The International Union of Concerned Scientists’ Red List of Threatened Species lists 15 species of sharks as “critically endangered”, 11 species as “endangered”, 41 species as “vulnerable” of a total of the 257 species that are tracked. The global trade in shark fins are the most considerable factor in shark species decline.
Internationally, efforts have been made to protect sharks by banning shark finning. Catch limits for shark finning were first established in 2004 by the North Atlantic Fisheries Organization (NAFO), and shark finning was banned by NAFO in 2005.

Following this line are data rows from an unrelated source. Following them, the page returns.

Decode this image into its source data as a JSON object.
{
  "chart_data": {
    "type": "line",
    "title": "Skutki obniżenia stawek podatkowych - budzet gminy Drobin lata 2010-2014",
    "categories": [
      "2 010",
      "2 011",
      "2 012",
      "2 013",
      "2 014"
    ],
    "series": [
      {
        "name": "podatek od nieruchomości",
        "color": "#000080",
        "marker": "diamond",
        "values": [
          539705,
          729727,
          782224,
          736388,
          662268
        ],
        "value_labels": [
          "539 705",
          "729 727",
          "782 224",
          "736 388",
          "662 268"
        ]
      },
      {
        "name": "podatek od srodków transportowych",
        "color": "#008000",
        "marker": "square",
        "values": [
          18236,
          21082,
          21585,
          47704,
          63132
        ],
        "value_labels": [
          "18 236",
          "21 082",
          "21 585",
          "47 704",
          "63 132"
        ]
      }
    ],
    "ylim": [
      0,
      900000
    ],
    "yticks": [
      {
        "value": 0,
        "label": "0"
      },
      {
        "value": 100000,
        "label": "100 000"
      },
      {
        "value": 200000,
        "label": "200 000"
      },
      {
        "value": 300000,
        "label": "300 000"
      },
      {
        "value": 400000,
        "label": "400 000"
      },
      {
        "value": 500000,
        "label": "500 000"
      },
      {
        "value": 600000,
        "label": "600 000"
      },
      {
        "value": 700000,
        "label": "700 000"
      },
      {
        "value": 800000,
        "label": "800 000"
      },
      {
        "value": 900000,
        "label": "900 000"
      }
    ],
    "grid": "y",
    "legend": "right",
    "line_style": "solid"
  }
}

The United States has prohibited shark finning in U.S. waters since 2000, with the Shark Finning Prohibition Act. According to this act, sharks cannot be possessed or landed without their corresponding carcass. The National Marine Fisheries Service final rule on the Shark Finning Prohibition Act, published in 2002, prohibits the possession of shark fins without their corresponding carcass on any U.S. fishing vessel. In 2010 the Shark Conservation Act established further protections for sharks, prohibiting fin removal from any commercial fishing vessel in U.S. waters, or any U.S. registered vessel.

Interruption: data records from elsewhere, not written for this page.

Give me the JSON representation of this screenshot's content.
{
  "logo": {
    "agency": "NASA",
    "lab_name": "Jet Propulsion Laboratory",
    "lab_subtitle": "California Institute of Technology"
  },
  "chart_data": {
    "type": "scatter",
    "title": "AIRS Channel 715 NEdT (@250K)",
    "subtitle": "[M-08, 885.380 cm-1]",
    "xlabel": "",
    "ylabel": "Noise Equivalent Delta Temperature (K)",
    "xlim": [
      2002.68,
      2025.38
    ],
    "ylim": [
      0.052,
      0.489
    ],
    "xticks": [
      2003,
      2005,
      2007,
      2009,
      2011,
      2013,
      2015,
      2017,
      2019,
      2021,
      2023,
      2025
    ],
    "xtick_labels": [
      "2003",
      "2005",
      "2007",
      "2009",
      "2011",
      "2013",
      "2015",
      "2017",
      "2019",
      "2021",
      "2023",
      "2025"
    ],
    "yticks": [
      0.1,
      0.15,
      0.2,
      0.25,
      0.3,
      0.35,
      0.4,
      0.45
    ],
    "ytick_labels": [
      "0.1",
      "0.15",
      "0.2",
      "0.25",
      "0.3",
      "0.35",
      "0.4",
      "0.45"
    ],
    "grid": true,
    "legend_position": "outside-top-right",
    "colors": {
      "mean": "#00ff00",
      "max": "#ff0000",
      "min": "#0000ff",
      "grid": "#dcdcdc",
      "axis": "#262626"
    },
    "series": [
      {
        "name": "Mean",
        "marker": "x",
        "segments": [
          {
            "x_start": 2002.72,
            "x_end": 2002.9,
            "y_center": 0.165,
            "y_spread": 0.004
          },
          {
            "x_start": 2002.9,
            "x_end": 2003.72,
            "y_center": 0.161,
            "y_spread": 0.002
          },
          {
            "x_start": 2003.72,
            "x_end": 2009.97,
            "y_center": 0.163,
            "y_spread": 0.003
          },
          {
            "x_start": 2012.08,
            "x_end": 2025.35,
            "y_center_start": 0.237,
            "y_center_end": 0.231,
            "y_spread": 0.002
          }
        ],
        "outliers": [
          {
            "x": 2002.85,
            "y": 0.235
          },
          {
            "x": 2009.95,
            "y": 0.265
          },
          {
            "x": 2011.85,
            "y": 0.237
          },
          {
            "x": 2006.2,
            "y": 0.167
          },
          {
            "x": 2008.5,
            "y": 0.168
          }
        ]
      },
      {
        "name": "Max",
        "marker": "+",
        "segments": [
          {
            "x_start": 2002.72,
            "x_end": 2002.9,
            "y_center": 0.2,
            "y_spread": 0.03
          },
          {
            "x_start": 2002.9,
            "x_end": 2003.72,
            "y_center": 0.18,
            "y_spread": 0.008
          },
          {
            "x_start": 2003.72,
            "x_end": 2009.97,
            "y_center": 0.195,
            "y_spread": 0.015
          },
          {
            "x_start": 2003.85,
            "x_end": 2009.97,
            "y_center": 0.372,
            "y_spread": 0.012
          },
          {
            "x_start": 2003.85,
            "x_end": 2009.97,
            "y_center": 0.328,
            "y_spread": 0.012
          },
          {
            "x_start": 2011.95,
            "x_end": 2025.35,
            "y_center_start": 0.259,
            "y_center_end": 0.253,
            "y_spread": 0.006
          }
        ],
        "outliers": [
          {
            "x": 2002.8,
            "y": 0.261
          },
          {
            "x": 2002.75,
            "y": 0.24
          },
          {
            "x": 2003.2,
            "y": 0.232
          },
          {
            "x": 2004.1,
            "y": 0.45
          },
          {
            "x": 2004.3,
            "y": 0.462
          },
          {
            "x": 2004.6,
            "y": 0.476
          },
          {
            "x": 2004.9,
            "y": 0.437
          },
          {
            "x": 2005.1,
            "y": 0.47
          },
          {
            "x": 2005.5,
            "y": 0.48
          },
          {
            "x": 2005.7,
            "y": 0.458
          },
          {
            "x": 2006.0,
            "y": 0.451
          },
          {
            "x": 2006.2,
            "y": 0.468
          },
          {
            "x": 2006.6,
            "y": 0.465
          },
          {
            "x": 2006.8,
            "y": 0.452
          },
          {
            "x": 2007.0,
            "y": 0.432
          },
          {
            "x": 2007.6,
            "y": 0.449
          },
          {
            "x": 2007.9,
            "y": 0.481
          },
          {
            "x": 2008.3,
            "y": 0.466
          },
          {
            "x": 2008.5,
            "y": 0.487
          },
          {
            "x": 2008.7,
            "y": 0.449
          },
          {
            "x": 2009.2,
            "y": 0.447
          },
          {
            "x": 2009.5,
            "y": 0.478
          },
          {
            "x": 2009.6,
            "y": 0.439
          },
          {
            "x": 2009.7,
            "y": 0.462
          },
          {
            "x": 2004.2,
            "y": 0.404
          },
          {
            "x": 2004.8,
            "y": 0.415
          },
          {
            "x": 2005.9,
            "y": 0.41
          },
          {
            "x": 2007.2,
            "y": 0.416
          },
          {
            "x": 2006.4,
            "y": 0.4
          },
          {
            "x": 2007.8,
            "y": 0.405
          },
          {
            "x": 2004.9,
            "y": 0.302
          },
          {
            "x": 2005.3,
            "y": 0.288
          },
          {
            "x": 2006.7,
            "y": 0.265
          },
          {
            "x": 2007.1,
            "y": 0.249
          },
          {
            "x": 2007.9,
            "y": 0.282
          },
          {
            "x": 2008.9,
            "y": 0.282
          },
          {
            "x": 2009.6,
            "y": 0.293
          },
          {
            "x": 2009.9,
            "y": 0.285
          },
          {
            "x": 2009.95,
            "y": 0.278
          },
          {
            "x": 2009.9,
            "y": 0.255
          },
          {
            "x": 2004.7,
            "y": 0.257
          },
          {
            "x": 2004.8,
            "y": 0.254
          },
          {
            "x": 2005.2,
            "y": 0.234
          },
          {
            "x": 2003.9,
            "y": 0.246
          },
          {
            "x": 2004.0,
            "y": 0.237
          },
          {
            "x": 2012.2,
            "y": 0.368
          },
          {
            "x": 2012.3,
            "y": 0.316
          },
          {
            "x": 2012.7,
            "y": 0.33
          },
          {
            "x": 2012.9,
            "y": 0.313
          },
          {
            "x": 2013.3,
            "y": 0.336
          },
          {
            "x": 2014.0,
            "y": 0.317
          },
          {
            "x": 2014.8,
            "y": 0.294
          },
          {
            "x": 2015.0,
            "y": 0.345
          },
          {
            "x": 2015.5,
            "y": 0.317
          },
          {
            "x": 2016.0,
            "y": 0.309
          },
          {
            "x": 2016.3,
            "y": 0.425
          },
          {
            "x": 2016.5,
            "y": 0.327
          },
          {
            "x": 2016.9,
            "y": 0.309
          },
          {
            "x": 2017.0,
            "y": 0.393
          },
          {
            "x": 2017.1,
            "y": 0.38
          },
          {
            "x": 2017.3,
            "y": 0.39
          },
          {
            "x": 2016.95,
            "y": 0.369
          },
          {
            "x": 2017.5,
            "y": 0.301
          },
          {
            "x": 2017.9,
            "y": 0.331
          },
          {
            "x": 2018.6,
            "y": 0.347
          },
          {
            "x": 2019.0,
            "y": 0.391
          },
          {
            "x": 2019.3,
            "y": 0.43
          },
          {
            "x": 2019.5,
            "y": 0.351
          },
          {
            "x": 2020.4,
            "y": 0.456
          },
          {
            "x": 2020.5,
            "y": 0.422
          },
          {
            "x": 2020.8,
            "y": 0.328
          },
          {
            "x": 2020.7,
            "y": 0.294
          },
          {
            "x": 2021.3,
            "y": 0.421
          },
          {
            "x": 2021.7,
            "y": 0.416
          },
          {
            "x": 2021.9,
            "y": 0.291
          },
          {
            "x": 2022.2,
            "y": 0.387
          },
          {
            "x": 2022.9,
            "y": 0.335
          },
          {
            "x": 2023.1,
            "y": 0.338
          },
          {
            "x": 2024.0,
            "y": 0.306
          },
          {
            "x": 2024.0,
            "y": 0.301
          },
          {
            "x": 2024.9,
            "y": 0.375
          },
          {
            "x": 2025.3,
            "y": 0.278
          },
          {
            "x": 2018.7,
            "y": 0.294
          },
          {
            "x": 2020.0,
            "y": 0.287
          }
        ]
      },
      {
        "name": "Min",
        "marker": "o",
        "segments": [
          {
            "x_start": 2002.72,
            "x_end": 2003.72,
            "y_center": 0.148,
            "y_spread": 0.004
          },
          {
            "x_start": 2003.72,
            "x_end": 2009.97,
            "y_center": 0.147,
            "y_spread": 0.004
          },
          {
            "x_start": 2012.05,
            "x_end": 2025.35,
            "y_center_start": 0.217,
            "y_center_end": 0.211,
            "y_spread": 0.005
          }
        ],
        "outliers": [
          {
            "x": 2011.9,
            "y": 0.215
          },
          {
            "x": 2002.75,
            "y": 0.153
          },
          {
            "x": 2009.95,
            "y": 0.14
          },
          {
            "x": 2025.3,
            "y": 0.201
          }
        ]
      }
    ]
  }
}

Despite these efforts, there is still a significant problem with the import of shark fins into the United States. During a five-year period between 2005 and 2009, the United States imported 135 metric tons of shark fins and exported 264 metric tons of shark fins.
Delaware is within the most important transportation corridor for the Atlantic region’s metropolitan zone for truck and rail freight. Prohibitions on the possession, sale and transport of shark fins within the state of Delaware would provide protections for sharks and Delawareans who may wish to consume their neurotoxic fins within the State, and limit access to fins in other regional markets in Baltimore, Philadelphia and New York.
The Delaware Chapter of the Sierra Club stresses our support for the prohibition of the possession, sale and distribution of shark fins within the state of Delaware.
 Holtcamp, Wendee. 2012. "Shark fin consumption may expose people to neurotoxic BMAA " Environmental Health Perspectives 120, no. 5: 191.
 Cemare, Trond Bjorndal, Shelley Clarke, and E.J. Milner-Gulland. 2007. "Social, economic, and regulatory drivers of the shark fin trade " Marine Resource Economics 22, no. 3: 305.
 NMFS, National Marine Fisheries Service. 2010. 2010 Shark Finning Report to Congress. Washington D.C.: U.S. Department of Commerce, National Oceanic and Atmospheric Administration.
 Morehead, Bruce C. 2002. NMFS Announces Final Rule to Implement the Shark Finning Prohibition Act. Office of Sustainable Fisheries, National Marine Fisheries Service.
 "Shark Conservation Act of 2010." 2010. United States of America.
 NMFS, National Marine Fisheries Service. 2010. 2010 Shark Finning Report to Congress. Washington D.C.: U.S. Department of Commerce, National Oceanic and Atmospheric Administration. Pages 32, 33.